Asya Geisberg Gallery is pleased to present “Sorry for the Damage” by Marjolijn de Wit, an exhibition of oil paintings by the Netherlands-based artist. Exuberant and lush, the paintings are in a relatively small scale for the artist, whose oeuvre includes larger canvases and floor installations, as well as collage based works that are inspired by or incorporate ceramic pieces. In her third solo exhibition, De Wit hones in on the startling disconnect between the advertising and the editorial content of National Geographic magazines from the 1970’s and 80’s. Seen from the vantage point of our time, the articles and imagery that promote the wonders and diversity of the earth are negated by a lifestyle bent on our planet’s ruination. Extraction of gems, minerals, or fossil fuels, luxury underpinned by unseen carbon footprints; food delivered from every corner in every season at an environmental cost; these issues have grown more prominent today. Nonetheless, her paintings are not meant to hector. De Wit throws together isolated symbols with the seamlessness of deftly-handled oil paint, as she adamantly luxuriates in her medium. Her jewel-like paintings flutter their painterly eyelashes at us, coyly cooing into our psyches. Schematic compositions resist clear readings, as each opaque yet aesthetically jarring composition provokes the viewer to parse De Wit’s connections.

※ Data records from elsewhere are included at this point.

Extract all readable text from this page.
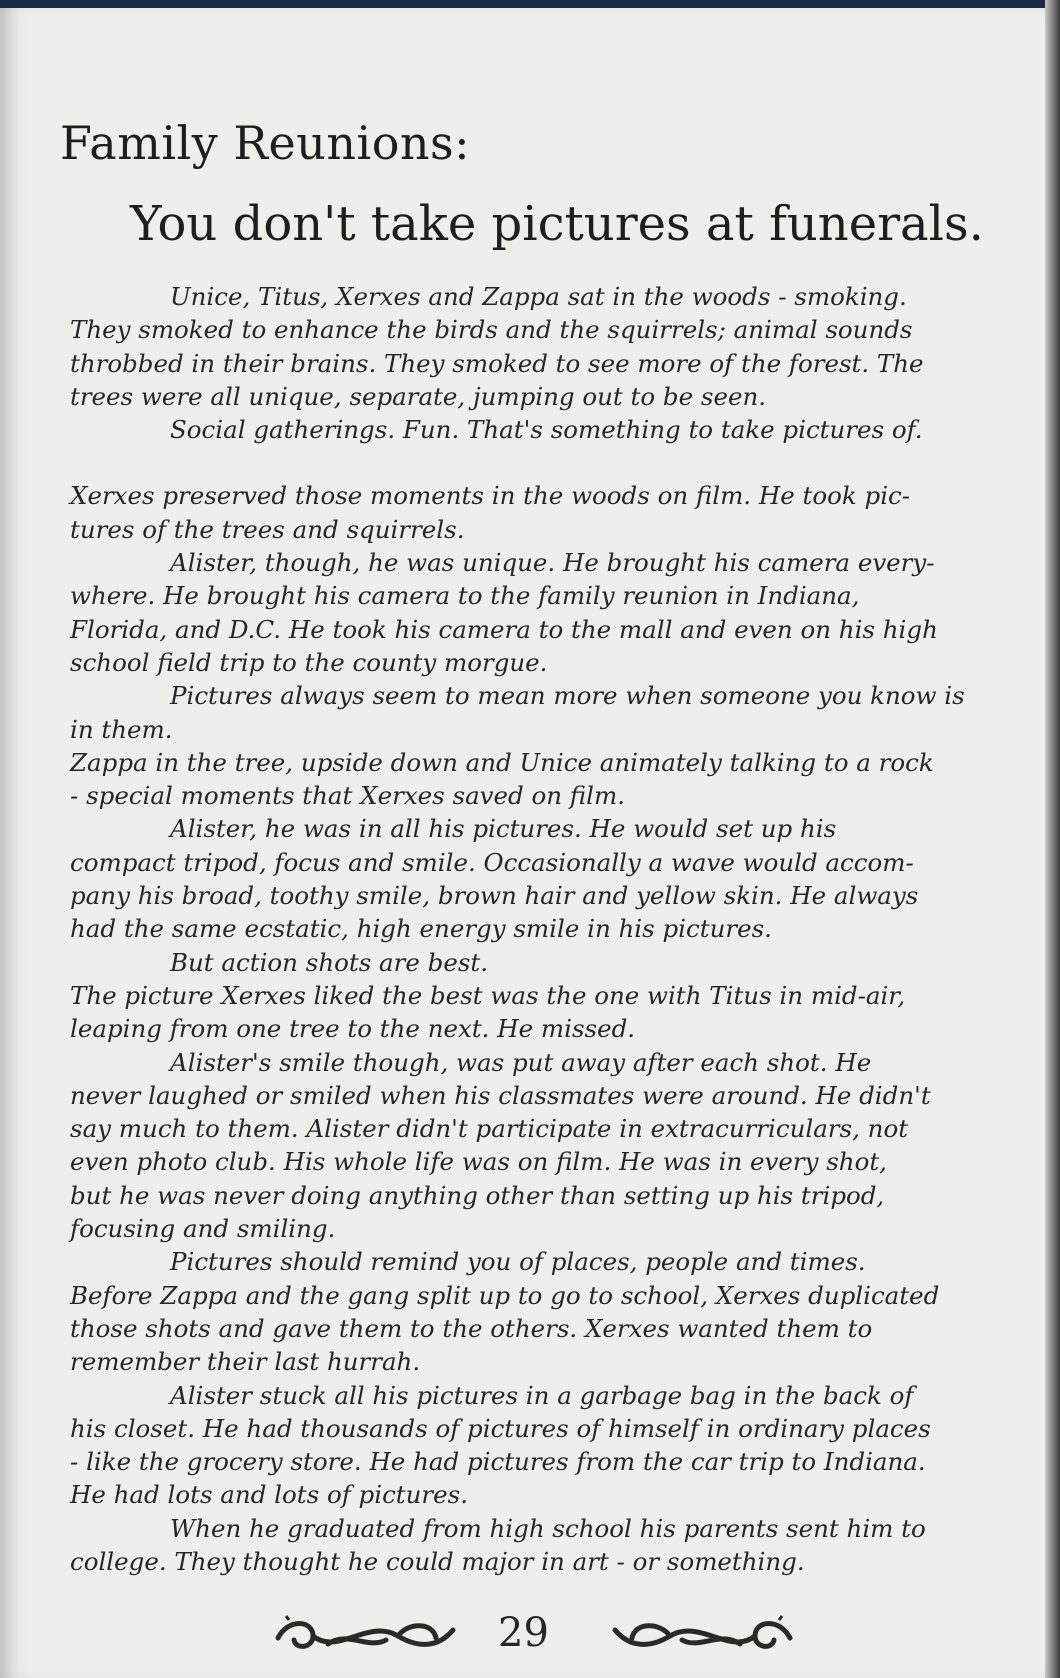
Family Reunions:
You don't take pictures at funerals.

Unice, Titus, Xerxes and Zappa sat in the woods - smoking.

They smoked to enhance the birds and the squirrels; animal sounds

throbbed in their brains. They smoked to see more of the forest. The

trees were all unique, separate, jumping out to be seen.

Social gatherings. Fun. That's something to take pictures of.

Xerxes preserved those moments in the woods on film. He took pic-

tures of the trees and squirrels.

Alister, though, he was unique. He brought his camera every-

where. He brought his camera to the family reunion in Indiana,

Florida, and D.C. He took his camera to the mall and even on his high

school field trip to the county morgue.

Pictures always seem to mean more when someone you know is

in them.

Zappa in the tree, upside down and Unice animately talking to a rock

- special moments that Xerxes saved on film.

Alister, he was in all his pictures. He would set up his

compact tripod, focus and smile. Occasionally a wave would accom-

pany his broad, toothy smile, brown hair and yellow skin. He always

had the same ecstatic, high energy smile in his pictures.

But action shots are best.

The picture Xerxes liked the best was the one with Titus in mid-air,

leaping from one tree to the next. He missed.

Alister's smile though, was put away after each shot. He

never laughed or smiled when his classmates were around. He didn't

say much to them. Alister didn't participate in extracurriculars, not

even photo club. His whole life was on film. He was in every shot,

but he was never doing anything other than setting up his tripod,

focusing and smiling.

Pictures should remind you of places, people and times.

Before Zappa and the gang split up to go to school, Xerxes duplicated

those shots and gave them to the others. Xerxes wanted them to

remember their last hurrah.

Alister stuck all his pictures in a garbage bag in the back of

his closet. He had thousands of pictures of himself in ordinary places

- like the grocery store. He had pictures from the car trip to Indiana.

He had lots and lots of pictures.

When he graduated from high school his parents sent him to

college. They thought he could major in art - or something.

29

Each painting begins with a landscape background, romanticized and abstracted beyond easy recognition. Objects and fragments in the foreground leap in scale and reference point. In “Elegant and Exclusive”, gaudy gold watches intrude on the borders of a buttery multicolored moth. In “Rebalance”, a dolphin earring catches the corner of a canvas covered in rhythmic pine needles that themselves look like sinuous dangly earrings. A pink curlicue in “Strikingly, Excitingly, Destructively, or Mysteriously Different”- a gift-wrap scrap – suggests a bit of festivity, but when multiplied and abandoned festers into a pollutant. The backgrounds play out varying scenarios of nature: fading away and exhausted, carved mountains being mined, or a commercialized playland for humans who ignore their ravagings. De Wit uses techniques familiar from past work: mirroring, fragmentation, using a Neo Rauch-like shorthand for illustration and commercial photography, or making an image within an image – chocolates shaped like seashells or accessories as cheap pastiche.
Having immersed herself in the specific time frame of fifty years ago, De Wit recognizes the “plus ça change” aspect – we have gotten no closer to ameliorating our distraction amid the earth’s destruction. Similarly, while print has lost its shine over the last half century, the advertising and content oxymorons persist. De Wit has a knack for making even the familiar seem “off”, askew, or elusive. Layers merge, imagery beckons but plays hard to get. The cascade builds, and it’s clear the project will march onward, so that we might reconsider and slow down our march towards indifference and oblivion.